Schliengen „Die Wirtschaft gehört ins Dorf“

Für die Mauchener „Krone“, die 2022 ihr 160-jähriges Bestehen feiert, wird ein neuer Pächter gesucht. Foto: zVg

Ein Pächterwechsel steht der „Krone“ in Mauchen bevor. Einen Nachfolger zu finden ist in Corona-Zeiten allerdings nicht leicht, wie Heidi Schwarz-Schindler vom dazugehörigen Weingut Lämmlin-Schindler im Gespräch mit unserer Zeitung deutlich macht – „obwohl die ,Krone’ eigentlich ein Selbstläufer ist“.

Von Claudia Bötsch

Schliengen-Mauchen. Ende November hören die aktuellen Pächter Anne Reckmann und Jan Kronberg auf. Das Ehepaar hat die Wirtschaft rund zehn Jahre geführt. „Sie wollen nach all den Jahren etwas ganz anderes machen und erst einmal auf Reisen gehen“, erläutert Schwarz- Schindler die Gründe. Sie bedauert das Ausscheiden: „Das war eine tolle Symbiose – die ,Krone’ und wir. Es hat alles immer gut geklappt“, lobt sie die Zusammenarbeit.

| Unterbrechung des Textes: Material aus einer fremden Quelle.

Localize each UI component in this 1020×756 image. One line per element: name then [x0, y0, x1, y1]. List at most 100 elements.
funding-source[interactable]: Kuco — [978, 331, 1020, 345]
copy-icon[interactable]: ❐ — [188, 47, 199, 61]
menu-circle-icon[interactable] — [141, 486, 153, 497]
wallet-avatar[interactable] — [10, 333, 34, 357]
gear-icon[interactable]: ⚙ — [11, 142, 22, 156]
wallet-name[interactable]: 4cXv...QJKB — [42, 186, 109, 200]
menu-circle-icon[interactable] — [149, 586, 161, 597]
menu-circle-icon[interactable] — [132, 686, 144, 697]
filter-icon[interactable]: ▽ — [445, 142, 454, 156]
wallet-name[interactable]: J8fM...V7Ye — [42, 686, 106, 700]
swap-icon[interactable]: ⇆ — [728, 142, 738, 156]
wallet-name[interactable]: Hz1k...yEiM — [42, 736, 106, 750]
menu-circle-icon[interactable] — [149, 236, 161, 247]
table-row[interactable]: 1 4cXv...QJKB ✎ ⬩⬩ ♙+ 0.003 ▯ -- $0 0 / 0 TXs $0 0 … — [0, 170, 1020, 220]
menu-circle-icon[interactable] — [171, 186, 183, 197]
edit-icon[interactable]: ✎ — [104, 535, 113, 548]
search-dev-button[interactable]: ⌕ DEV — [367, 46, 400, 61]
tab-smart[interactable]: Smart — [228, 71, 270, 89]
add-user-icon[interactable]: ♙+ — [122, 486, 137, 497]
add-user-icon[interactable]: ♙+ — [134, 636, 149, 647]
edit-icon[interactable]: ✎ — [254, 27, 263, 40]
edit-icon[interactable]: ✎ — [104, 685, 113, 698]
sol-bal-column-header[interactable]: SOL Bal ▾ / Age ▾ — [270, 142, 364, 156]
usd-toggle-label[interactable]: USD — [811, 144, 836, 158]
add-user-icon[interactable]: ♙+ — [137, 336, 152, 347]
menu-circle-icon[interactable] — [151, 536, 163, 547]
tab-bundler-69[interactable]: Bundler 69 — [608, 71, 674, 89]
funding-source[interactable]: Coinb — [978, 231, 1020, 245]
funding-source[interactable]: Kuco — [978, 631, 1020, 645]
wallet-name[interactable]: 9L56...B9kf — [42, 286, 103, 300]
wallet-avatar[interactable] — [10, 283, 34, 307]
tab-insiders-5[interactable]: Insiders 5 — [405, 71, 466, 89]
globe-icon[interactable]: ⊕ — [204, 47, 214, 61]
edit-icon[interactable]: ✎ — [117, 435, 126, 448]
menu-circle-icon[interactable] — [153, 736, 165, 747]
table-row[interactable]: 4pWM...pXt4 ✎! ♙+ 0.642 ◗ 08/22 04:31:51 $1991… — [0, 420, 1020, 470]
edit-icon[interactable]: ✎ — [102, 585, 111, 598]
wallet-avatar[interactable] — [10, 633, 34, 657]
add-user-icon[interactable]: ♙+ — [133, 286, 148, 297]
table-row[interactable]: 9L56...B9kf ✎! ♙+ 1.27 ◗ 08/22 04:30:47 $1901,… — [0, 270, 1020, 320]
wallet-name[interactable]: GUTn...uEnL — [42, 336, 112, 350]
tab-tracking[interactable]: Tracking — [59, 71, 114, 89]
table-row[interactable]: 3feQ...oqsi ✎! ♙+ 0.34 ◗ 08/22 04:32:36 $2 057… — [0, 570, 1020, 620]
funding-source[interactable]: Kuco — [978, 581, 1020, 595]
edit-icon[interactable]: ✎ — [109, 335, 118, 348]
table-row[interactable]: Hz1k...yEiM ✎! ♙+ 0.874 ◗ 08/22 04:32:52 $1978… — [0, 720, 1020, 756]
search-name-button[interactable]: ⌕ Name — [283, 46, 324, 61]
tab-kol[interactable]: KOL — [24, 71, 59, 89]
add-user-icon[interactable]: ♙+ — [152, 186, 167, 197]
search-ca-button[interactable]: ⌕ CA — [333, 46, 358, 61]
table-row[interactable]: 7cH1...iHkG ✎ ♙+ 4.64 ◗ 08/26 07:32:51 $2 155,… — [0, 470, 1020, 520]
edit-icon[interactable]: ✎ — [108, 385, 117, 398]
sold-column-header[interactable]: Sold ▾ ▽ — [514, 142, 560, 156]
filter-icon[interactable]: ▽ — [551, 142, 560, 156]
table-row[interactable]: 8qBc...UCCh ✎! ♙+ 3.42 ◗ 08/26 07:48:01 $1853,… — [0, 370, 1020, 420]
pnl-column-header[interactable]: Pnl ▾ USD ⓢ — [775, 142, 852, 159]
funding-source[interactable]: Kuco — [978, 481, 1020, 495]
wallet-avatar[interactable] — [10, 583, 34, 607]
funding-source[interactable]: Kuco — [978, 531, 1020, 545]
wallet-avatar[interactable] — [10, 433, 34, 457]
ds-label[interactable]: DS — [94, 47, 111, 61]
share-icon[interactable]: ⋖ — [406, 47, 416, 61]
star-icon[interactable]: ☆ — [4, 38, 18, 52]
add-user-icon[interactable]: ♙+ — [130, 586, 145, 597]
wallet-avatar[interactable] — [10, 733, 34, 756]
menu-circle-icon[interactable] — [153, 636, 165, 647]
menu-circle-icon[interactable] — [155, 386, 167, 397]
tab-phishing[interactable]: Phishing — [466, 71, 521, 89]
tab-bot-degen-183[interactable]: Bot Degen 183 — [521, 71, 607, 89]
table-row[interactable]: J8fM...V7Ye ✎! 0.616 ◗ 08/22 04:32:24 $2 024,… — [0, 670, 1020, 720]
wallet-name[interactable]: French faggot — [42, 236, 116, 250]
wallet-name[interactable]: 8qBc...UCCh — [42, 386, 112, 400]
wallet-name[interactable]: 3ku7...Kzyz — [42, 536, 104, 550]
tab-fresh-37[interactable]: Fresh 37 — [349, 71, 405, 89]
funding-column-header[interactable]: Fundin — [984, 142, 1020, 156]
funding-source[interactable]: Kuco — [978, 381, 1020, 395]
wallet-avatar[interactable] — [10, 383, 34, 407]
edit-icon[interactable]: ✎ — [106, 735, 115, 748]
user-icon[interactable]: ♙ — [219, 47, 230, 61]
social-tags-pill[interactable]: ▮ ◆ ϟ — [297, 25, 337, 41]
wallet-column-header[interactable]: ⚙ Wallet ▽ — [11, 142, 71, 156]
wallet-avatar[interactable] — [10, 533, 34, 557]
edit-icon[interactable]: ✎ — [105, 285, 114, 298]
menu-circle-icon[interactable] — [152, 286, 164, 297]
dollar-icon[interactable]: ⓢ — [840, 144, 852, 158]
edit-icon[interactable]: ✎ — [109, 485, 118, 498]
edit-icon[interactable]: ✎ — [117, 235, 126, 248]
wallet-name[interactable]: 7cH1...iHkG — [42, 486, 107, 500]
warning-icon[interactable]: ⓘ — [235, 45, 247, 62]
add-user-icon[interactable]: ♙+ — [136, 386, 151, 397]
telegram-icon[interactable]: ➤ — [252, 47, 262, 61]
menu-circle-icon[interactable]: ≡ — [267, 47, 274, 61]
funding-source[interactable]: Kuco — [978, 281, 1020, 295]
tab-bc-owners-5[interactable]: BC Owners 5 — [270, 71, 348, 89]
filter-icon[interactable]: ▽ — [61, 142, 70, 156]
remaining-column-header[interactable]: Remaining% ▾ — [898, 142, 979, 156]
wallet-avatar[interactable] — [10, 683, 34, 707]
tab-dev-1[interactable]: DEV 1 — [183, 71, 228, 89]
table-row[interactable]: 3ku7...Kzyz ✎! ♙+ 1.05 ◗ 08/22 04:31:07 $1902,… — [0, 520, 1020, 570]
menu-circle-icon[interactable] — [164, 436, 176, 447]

Gespräche mit Interessenten laufen

Derzeit sei man im Gespräch mit einigen Interessenten. „Ich bin optimistisch, dass wir jemand Geeignetes finden. Die ,Krone’ macht auf und ist voll – das war bisher eigentlich ein Selbstläufer“, sagt Schwarz-Schindler im Gespräch mit unserer Zeitung. Auch wurden schon einige Veranstaltungen wie Taufen oder Hochzeiten – wenn auch unter Vorbehalt – für 2022 angenommen und gebucht. Gesucht werde bevorzugt wieder ein langfristiges Pachtverhältnis, schon die Vorgänger, Olaf und Doris Cassier, hatten die „Krone“ rund 20 Jahre geführt.

„Das wird schwer in diesen Zeiten“

Allerdings habe sie etliche befreundete Gastronomen gesprochen, die unisono meinten: „Ohje, das wird schwer in diesen Zeiten.“ Aufgrund der Pandemie würden momentan viele gute Gastronomen den Sprung in die Selbstständigkeit scheuen. Neben der Unsicherheit wegen Corona spielt hierbei auch die angespannte Personalsituation eine Rolle, die sich durch die Pandemie noch deutlich verstärkt hat. Der neue Pächter müsse sich darüber allerdings weniger Gedanken machen: „Wir haben zum Glück treue Mitarbeiter, die auch schon signalisiert haben, da zu bleiben“, sagt Heidi Schwarz-Schindler.

Fest steht für sie ohnehin: Die „Krone“ soll auf keinen Fall lange leerstehen – „und wenn wir selbst Veranstaltungen ausrichten wie etwa einen Liechtgang und einfache Speisen anbieten“. Denn: „Die Wirtschaft gehört ins Dorf und zu Schliengen“, betont sie. Zumal der Gasthof ein zentraler Treffpunkt in Mauchen sei.

Lange Tradition: seit 160 Jahren in Betrieb

Die „Krone“ blickt auf eine lange Geschichte zurück. Im nächsten Jahr feiert das Gasthaus bereits sein 160-jähriges Bestehen. Die Corona-Krise habe der Gasthof relativ gut überstanden, berichtet Schwarz-Schindler. „Wir haben viele treue Stammgäste aus nah und fern.“ Geschätzt werde an der „Krone“ die gute, handgemachte Markgräfler Küche – das Gasthaus sei auch ein Beispiel für Markgräfler Lebensart.

Geschlossene Gasthäuser: „Jammerschade“

Die derzeitigen Veränderungen in der Schliengener Gastronomie (siehe untenstehenden Bericht) sieht Schwarz-Schindler mit Sorge und Bedauern. „Jammerschade“ findet sie, dass das Gasthaus „Am Berg“ altersbedingt und weil sich kein Nachfolger fand schließen musste. Die Geschichte des urigen Gasthauses reicht bis ins 19. Jahrhundert zurück.

Sehr bedauerlich sei auch, dass das Gasthaus „Drei Linden“ derzeit seine Tore geschlossen hat. „Das ist sehr schade für Schliengen“, meint sie im Gespräch mit unserer Zeitung.